Out and About: Hiking on history in the woods near Baker City

Published 7:00 pm Wednesday, May 22, 2024

It’s hard to hike in Baker County without stepping on history.

From Native American artifacts, to much more recent evidence of the gold rush that led to the county’s creation in 1862, historical fragments are in many places common.

Compared with, say, the remnants of a mining cabin, its hand-notched logs still fitting snugly together after more than a century of blizzards and thunderstorms and summer heat, a pile of rocks might seem trivial.

But seen in context, even a stack of stones can tell a compelling story, can cause a wanderer to pause and to ponder the weight of history.

I had that experience recently while traipsing around very near where Baker County, in effect, was born.

The story starts on Oct. 23, 1861. That’s when Henry Griffin, one of a group of prospectors lured by tales of fabulous deposits, and perhaps even the (possibly apocryphal) Lost Blue Bucket Mine, found gold dust while panning in a gulch just southwest of the great valley of the Powder River.

Griffin’s discovery ignited the first gold rush in the eastern part of the fledgling state of Oregon, created by Congress just a couple years earlier, on Feb. 14, 1859.

(Even richer placer gold deposits were found less than a year later, on June 8, 1862, along Canyon Creek, near what would become Canyon City and John Day.)

The gulch that still bears Griffin’s name is a minor tributary of the Powder River, a desultory stream even during the spring snowmelt.

The bigger placer finds were several miles southwest, centered on the rather more substantial, spring-fed stream christened Blue Canyon.

The first settlement, called Auburn, started in 1862 on the stream’s banks and soon spread, like an infection carried in the blood, up the canyon and along its side channels such as Freezeout Gulch.

Auburn was the first seat of government for Baker County, which the Oregon Legislature carved out of Wasco County on Sept. 22, 1862.

The town, in common with the easily collected placer gold, was worked out relatively quickly.

The upstart town in the Powder River Valley, Baker City, replaced Auburn as county seat in 1868, six years before Baker City was officially incorporated.

Nothing today remains of Auburn.
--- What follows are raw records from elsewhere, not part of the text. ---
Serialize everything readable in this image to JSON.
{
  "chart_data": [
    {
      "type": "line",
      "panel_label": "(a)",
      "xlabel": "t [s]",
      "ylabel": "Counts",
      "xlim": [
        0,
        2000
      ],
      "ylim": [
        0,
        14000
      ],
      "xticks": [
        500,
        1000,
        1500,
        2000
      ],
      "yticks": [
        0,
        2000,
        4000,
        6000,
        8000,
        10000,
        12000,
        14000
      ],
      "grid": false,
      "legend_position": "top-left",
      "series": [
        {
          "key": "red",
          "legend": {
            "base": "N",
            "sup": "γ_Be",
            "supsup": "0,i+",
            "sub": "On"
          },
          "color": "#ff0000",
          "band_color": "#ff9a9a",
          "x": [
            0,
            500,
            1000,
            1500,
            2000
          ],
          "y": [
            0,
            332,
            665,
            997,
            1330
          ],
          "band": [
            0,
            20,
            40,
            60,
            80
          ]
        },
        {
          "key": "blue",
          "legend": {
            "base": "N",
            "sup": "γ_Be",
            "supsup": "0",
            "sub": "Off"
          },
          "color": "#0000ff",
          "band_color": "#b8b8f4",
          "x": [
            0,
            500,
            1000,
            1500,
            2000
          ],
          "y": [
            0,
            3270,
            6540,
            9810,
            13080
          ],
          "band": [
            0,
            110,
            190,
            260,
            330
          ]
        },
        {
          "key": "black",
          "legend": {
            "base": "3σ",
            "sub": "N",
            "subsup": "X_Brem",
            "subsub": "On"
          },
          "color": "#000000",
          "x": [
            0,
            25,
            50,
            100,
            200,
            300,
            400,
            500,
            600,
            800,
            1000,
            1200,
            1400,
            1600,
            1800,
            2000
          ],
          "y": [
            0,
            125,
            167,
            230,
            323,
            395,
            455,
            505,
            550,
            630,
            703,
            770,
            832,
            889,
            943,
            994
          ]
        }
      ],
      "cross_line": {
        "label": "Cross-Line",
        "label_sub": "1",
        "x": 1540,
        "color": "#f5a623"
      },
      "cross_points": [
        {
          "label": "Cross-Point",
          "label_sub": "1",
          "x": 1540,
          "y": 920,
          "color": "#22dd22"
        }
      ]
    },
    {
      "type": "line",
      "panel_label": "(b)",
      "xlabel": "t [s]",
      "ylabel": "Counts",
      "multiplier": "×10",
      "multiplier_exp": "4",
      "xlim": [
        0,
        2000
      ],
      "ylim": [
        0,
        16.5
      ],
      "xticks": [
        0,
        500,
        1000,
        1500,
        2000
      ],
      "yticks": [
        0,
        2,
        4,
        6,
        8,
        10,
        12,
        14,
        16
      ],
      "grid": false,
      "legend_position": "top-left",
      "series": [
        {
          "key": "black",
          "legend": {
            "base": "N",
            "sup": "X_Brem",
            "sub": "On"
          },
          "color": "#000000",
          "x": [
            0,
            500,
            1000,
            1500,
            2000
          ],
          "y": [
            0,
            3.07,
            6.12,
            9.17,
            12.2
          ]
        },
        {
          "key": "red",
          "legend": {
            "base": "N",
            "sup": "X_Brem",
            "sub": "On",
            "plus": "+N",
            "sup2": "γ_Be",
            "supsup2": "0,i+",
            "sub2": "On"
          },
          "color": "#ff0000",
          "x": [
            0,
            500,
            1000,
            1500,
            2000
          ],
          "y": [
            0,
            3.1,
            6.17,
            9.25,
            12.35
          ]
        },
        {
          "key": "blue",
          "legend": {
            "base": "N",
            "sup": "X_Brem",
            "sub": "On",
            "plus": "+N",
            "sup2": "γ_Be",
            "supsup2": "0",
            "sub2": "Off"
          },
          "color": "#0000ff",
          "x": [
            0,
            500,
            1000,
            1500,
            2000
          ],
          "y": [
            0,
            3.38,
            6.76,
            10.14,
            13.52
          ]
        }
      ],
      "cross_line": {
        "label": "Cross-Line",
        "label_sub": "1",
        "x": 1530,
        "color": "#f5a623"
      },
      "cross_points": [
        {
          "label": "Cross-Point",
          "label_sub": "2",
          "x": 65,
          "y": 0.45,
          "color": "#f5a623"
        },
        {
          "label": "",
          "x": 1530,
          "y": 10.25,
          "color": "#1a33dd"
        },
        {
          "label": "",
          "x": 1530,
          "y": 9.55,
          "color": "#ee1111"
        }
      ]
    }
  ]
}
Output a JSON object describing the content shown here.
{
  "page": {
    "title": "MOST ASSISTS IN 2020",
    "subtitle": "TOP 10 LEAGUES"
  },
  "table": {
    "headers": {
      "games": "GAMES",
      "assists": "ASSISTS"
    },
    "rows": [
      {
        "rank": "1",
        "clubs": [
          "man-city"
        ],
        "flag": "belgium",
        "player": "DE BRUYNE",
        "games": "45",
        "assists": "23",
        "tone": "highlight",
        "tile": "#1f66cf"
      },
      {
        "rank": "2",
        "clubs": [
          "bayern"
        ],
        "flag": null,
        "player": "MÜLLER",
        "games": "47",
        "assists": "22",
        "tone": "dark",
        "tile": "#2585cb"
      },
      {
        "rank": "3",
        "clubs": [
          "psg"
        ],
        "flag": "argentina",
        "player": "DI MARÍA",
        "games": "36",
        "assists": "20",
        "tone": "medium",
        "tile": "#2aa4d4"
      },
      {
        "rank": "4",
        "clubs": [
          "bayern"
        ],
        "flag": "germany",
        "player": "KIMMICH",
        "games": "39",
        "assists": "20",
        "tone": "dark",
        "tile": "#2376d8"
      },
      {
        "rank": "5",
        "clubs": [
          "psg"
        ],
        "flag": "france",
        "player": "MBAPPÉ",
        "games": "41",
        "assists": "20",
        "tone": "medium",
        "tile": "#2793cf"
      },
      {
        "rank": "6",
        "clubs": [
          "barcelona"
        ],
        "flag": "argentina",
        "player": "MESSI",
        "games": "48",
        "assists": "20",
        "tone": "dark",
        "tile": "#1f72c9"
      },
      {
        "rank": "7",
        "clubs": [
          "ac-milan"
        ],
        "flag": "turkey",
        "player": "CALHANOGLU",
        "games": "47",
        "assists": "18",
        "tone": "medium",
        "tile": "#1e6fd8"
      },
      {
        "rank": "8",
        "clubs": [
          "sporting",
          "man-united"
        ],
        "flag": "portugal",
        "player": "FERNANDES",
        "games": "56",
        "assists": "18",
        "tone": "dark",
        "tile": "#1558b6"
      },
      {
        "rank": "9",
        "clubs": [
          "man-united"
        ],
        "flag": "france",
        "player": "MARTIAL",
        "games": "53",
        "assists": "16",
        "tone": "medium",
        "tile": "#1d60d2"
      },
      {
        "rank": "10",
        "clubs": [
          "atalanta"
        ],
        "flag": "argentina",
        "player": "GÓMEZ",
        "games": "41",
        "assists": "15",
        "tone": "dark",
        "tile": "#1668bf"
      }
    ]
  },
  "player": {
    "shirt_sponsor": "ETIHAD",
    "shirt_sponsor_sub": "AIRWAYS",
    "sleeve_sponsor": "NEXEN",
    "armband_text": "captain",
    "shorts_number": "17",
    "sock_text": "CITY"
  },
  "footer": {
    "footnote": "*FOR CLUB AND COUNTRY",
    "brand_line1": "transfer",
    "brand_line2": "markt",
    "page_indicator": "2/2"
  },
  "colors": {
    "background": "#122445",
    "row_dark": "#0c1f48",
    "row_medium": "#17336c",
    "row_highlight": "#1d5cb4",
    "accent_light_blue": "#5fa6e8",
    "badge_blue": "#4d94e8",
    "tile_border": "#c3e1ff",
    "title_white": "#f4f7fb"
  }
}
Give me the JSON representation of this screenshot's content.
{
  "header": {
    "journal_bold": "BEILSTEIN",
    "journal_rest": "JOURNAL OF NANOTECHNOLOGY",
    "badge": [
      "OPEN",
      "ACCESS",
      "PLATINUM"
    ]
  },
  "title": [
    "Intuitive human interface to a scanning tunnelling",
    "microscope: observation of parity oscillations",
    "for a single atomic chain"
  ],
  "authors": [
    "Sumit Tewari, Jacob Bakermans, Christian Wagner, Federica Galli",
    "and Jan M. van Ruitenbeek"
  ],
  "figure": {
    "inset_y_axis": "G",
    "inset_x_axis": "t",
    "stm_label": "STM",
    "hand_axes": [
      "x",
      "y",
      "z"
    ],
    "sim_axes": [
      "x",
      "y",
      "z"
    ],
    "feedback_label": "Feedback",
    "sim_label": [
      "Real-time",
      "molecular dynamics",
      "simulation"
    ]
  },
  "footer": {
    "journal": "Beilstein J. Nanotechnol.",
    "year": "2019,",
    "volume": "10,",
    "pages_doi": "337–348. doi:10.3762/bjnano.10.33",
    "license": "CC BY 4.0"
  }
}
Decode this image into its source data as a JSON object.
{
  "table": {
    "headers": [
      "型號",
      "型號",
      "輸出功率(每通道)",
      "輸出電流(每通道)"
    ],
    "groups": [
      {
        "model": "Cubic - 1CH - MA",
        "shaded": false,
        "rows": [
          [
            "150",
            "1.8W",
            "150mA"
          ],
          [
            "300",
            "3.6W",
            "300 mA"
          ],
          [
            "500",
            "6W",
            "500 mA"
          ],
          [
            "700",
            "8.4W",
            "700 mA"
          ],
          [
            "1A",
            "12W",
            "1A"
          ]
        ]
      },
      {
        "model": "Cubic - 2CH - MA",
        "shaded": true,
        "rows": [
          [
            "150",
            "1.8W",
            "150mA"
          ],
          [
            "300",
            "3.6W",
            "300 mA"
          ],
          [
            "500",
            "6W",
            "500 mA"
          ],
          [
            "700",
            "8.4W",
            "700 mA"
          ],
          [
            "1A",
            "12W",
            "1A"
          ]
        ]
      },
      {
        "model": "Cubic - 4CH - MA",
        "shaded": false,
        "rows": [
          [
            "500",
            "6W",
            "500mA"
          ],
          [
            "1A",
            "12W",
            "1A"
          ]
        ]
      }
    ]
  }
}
Most of the area where the town’s buildings stood are private property north of Old Auburn Road, which becomes Forest Road 7220 when it enters the Wallowa-Whitman National Forest.

But much of Blue Canyon, and a side stream that flows into it from the north, are on national forest land.

It’s among my favorite spring hikes. The elevation is modest — around 4,500 feet — so the snow melts much earlier than in the high Elkhorns or Wallowas.

Neither Blue Canyon nor its tributary is a noteworthy waterway. In most places even a clumsy hiker — me, for instance — can hop across the channel without great exertion (or getting awfully wet).

The draw, at least for me, is the history.

Specifically, the sinuous ridges of what I’m pretty certain were hand-piled stones, tailings from mining, that extend along significant sections of both streams.

The northern tributary is the more interesting, not least because there’s much less underbrush to obscure the walls of tailings (and, of course, to claw for a blundering hiker’s eyes).

I have explored these formations many times, and on each visit I am struck anew by the palpable sense of all that happened here long before anyone alive today had taken a first breath.

I pluck a single stone and ponder how it came to be here.

Who placed it, along with the thousands of others?

How long has the rock been in this spot, locked against its companions until I came along nearly a quarter of the way through the 21st century?

Were mine the first human hands to touch its cold surface since the turn of the 19th century? Since the Great War was bloodying France and Belgium?

What was the day like when this rock was last touched? Was the miner just starting another long day of labor, or was this the last rock he hefted as the sun was slinking below the sedimentary shoulder of the Elkhorns to the northwest?

Was it a frigid day in January, the miners clad in wool, or was it the awful heat of August (and no air-conditioned rig to climb into for the drive home)?

These are questions beyond answering.

Yet still I find the contemplation of such mysteries endlessly fascinating.

I appreciate that a walk in the woods can be something more, that each step is akin to turning a page in a history book.